Если попытаться определить рифму в поэтической системе трех смоленских поэтов, то самое напрашивающееся определение будет: «незаметная рифма». «Незаметный» — это, как правило, значит «привычный». Рифма Исаковского и Твардовского незаметна оттого, что читатель привык встречать подобные рифмы очень часто. Но «привычный» — это еще не значит «традиционный» или «классический»: в поэзии вообще и в рифмовке в частности традиция живет не одна, их много, и не все они могут быть названы «классическими». Поэтому, когда исследователь говорит о «незаметной рифме», он выражается вполне точно; когда же он, невольно сдвигая понятия, начинает говорить о «традиционной» и «классической» рифмовке Твардовского и Исаковского (а так бывает нередко), то он допускает ошибку и становится жертвой иллюзии. И эта иллюзия мешает рассмотреть некоторые действительные черты рифмовки трех смоленских поэтов, важные и интересные.
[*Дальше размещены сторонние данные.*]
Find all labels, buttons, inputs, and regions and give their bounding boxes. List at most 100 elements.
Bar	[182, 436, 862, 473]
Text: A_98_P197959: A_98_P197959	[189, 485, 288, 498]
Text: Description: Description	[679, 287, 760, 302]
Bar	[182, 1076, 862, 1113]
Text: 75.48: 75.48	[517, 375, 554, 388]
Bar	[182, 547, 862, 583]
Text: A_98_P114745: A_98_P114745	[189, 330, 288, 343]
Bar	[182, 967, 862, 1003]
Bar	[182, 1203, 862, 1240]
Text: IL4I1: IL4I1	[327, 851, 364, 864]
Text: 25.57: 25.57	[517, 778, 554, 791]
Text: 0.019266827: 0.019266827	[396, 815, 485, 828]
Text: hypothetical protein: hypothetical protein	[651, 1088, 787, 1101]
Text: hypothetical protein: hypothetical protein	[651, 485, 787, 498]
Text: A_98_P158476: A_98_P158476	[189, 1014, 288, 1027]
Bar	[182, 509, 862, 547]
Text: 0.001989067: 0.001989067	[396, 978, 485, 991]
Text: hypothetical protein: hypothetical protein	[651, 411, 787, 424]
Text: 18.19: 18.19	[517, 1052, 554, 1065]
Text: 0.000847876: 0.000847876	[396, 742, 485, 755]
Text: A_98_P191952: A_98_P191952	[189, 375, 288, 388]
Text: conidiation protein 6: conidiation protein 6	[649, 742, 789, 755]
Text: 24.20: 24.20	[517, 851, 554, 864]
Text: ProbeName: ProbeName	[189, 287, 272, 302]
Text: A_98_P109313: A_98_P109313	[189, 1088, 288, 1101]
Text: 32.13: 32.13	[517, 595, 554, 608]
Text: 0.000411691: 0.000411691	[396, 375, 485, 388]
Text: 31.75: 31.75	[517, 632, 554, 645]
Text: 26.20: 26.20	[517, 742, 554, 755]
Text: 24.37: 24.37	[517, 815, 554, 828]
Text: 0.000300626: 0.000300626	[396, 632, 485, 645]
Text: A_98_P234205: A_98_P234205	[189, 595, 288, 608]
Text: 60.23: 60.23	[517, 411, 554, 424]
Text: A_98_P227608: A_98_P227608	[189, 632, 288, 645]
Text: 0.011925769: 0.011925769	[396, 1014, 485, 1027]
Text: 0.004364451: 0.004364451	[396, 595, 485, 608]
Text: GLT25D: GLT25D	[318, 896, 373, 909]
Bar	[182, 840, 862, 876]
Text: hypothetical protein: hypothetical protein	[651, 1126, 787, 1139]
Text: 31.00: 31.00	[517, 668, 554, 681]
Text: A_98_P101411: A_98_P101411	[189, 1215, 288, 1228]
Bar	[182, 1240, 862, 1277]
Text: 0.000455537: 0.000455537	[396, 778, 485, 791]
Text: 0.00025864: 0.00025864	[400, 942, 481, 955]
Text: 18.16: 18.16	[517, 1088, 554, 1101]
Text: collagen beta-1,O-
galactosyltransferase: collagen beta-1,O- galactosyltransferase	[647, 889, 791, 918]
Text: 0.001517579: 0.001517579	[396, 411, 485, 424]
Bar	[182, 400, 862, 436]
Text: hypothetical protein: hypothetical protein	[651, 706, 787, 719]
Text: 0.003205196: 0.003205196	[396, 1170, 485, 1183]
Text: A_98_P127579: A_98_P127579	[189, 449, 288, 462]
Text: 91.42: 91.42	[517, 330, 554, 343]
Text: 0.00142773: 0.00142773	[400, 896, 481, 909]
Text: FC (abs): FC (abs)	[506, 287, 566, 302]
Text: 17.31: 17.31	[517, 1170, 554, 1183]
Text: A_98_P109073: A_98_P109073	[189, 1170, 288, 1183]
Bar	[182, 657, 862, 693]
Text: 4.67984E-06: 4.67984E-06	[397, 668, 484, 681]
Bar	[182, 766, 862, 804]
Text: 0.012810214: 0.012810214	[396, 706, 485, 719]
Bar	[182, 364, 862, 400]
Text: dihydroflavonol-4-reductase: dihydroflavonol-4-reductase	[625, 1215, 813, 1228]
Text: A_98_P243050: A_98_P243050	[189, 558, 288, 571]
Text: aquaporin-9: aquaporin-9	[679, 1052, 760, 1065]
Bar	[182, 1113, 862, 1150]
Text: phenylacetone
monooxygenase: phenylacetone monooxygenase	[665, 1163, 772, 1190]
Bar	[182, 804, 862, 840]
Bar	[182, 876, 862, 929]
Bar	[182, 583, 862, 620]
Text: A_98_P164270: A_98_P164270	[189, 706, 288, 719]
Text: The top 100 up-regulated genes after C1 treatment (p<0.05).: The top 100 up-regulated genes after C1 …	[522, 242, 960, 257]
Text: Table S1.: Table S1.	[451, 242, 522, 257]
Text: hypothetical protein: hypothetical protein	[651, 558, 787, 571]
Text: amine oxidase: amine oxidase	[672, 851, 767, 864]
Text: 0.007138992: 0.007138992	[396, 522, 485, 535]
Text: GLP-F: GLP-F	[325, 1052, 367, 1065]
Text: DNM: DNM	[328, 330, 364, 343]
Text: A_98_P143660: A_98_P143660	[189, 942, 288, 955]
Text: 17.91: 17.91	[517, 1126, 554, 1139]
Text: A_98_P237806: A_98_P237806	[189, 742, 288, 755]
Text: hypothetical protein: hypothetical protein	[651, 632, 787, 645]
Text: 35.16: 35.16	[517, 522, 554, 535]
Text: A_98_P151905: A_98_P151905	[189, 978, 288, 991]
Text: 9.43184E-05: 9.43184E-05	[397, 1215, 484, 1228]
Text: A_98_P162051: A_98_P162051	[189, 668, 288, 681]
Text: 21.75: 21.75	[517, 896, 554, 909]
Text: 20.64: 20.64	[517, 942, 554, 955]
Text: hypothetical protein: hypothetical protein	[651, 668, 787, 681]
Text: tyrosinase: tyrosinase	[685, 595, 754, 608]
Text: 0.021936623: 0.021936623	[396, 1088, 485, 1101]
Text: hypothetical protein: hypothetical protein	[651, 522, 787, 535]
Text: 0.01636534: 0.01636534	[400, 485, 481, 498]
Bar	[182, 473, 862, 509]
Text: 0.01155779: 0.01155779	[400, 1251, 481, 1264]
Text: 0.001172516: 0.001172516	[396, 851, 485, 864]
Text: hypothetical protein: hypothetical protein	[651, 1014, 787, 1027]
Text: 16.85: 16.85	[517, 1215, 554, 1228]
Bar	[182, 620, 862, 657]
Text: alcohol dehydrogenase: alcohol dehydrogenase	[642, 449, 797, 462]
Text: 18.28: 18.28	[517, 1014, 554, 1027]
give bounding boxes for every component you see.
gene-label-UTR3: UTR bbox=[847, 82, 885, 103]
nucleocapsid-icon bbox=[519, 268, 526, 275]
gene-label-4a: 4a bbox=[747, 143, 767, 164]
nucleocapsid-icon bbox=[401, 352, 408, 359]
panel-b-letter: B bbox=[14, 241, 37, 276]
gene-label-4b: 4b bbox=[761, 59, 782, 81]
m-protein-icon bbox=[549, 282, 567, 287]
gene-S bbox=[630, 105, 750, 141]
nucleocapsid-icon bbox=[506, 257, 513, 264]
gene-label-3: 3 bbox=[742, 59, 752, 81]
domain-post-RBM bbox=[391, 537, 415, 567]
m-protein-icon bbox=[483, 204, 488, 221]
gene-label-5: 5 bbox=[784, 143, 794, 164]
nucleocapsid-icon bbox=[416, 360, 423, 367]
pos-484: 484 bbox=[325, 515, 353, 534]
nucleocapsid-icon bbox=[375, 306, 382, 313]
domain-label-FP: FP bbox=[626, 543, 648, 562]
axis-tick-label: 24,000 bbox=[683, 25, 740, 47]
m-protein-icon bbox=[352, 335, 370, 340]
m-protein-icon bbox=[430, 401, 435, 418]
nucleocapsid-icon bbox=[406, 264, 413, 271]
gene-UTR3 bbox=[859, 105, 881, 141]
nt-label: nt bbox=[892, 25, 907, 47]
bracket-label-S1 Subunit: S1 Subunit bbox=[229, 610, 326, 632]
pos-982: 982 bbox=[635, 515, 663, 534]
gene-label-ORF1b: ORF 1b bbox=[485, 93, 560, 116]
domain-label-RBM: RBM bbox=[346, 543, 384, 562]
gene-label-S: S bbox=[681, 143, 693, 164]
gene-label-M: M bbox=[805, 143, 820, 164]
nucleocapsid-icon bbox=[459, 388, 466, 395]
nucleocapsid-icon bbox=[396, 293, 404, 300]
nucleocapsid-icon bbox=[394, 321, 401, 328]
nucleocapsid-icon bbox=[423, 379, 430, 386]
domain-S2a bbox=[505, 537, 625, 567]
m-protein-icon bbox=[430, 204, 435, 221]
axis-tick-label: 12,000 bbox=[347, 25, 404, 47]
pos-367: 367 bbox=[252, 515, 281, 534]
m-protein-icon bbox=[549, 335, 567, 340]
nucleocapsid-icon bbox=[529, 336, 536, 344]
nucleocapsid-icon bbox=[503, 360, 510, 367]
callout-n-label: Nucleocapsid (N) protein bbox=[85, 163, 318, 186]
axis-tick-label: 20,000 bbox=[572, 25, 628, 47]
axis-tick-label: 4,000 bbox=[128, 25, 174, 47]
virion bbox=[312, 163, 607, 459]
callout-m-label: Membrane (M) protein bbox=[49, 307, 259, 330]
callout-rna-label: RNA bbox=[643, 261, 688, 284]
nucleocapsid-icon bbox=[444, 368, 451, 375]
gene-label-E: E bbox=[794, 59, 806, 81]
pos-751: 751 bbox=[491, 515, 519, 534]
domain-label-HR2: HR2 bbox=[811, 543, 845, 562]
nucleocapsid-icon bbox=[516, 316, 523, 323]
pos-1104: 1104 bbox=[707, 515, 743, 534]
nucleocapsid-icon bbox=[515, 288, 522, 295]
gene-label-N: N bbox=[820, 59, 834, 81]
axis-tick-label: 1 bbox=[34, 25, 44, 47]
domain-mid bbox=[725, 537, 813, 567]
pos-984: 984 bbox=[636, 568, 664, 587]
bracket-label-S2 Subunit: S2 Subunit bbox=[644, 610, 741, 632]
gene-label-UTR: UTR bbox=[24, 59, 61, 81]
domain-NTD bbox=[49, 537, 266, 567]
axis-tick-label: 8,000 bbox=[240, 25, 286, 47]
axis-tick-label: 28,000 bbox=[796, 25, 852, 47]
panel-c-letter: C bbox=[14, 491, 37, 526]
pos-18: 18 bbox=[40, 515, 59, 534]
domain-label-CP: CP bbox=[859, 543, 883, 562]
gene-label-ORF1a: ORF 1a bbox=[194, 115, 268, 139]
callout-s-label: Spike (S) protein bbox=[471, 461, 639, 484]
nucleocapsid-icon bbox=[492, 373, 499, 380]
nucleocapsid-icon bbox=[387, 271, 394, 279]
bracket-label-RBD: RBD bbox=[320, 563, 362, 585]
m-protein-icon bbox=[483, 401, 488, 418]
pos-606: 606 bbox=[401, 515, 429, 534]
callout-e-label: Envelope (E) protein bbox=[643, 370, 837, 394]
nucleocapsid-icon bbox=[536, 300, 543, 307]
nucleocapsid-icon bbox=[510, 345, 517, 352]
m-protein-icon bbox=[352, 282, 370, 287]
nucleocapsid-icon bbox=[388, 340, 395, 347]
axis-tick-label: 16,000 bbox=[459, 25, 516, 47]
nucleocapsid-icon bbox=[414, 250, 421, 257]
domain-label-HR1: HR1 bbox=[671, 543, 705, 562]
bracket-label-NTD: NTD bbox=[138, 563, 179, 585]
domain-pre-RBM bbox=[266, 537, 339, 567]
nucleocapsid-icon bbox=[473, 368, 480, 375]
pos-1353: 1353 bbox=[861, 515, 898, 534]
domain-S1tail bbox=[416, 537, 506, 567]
В этой заметке нам хотелось бы обратить внимание, во-первых, на то, что Исаковский писал о рифме одно, а сам пользовался рифмой совсем по-другому; во-вторых, на то, что у Твардовского такие две общеизвестные вещи, как «Василий Теркин» и «За далью — даль», оказываются зарифмованы по двум почти противоположным системам рифмовки; в-третьих, на то, что у Рыленкова в годы старости рифма, образно выражаясь, помолодела; и, наконец, связать все это с общим ходом исторического развития русской рифмы ХХ века.
У Исаковского, как известно, есть две заметки о рифме. Одна — о рифмах банальных: родина — смородина, жизни — отчизне, пожарищ — товарищ.
Она в комментариях не нуждается. Другая — о рифмах неточных: «Рифмуют, например, так: „большая — светает“, „день — на гряде“, „утонуть — луну“, „город — море“, „боюсь — твою“, „мир — ширь“ и многое другое в этом же роде. Конечно, это не рифмы. Если же в иных случаях в подобных „рифмах“ и есть какое-то созвучие, то оно настолько незначительно, что его и не заметишь… Когда я читаю такие, например, стихи: „Я в потемках боюсь, Дай мне руку свою“, — то мне все время хочется сказать не „дай мне руку свою“, а „дай мне руку своюсь“, чтобы рифма была хорошая, полная. Или если рифмуются слова „мир“ и „ширь“, то мне так и хочется произнести „мир — шир“. Некоторые поэты рифмуют слова такого типа, как „лава — лапа“, „сила — сито“ и т. п. Они говорят, что окончания слов здесь, правда, не созвучны, но зато созвучны начала слов. Значит, это тоже рифма. Однако это не так. Никакого истинного созвучия здесь нет. Есть только видимость созвучия»[367]. В той же заметке отмечаются рифмы спеша — корешках, греки — человеку: «как хотите, но это тоже не рифма». Разрозненные замечания такого рода рассыпаны и по другим статьям Исаковского; в статье «Доколе?» он иронически пишет: «просто „идеальная“ рифма: „совесть — сосен“!»[368] (об И. Лиснянской), а в статье «Несколько слов о молодой поэзии» (1963) уже без всякой иронии: «Если взять, например, такую вещь, как рифма, то тут уж не знаешь, что и сказать. Рифмуют и цирк с церковью, и Америку с Емелей, и гвоздь с грозой, и все что угодно. Это прямо какая-то заразная болезнь…»[369] и т. д.«Не рифмы» — это, конечно, выражение, допустимое для поэта, но недопустимое для литературоведа. У литературоведов для этого явления есть более определенный термин: неточные рифмы. После классической книги В. М. Жирмунского о рифме[370]
установилась такая терминология: точные рифмы — это рифмы с совпадением и согласных, и гласных звуков, свобода — народа; приблизительные — с совпадением согласных и несовпадением гласных, свобода — народу; неточные — с несовпадением согласных, свобода — народе (твердое д и мягкое дь). Все рифмы, перечисленные Исаковским, относятся именно к неточным: большая — светает — неточная женская, мир — ширь — неточная мужская закрытая (кончающаяся согласным), боюсь — твою — неточная мужская закрыто-открытая. О них у нас и будет речь.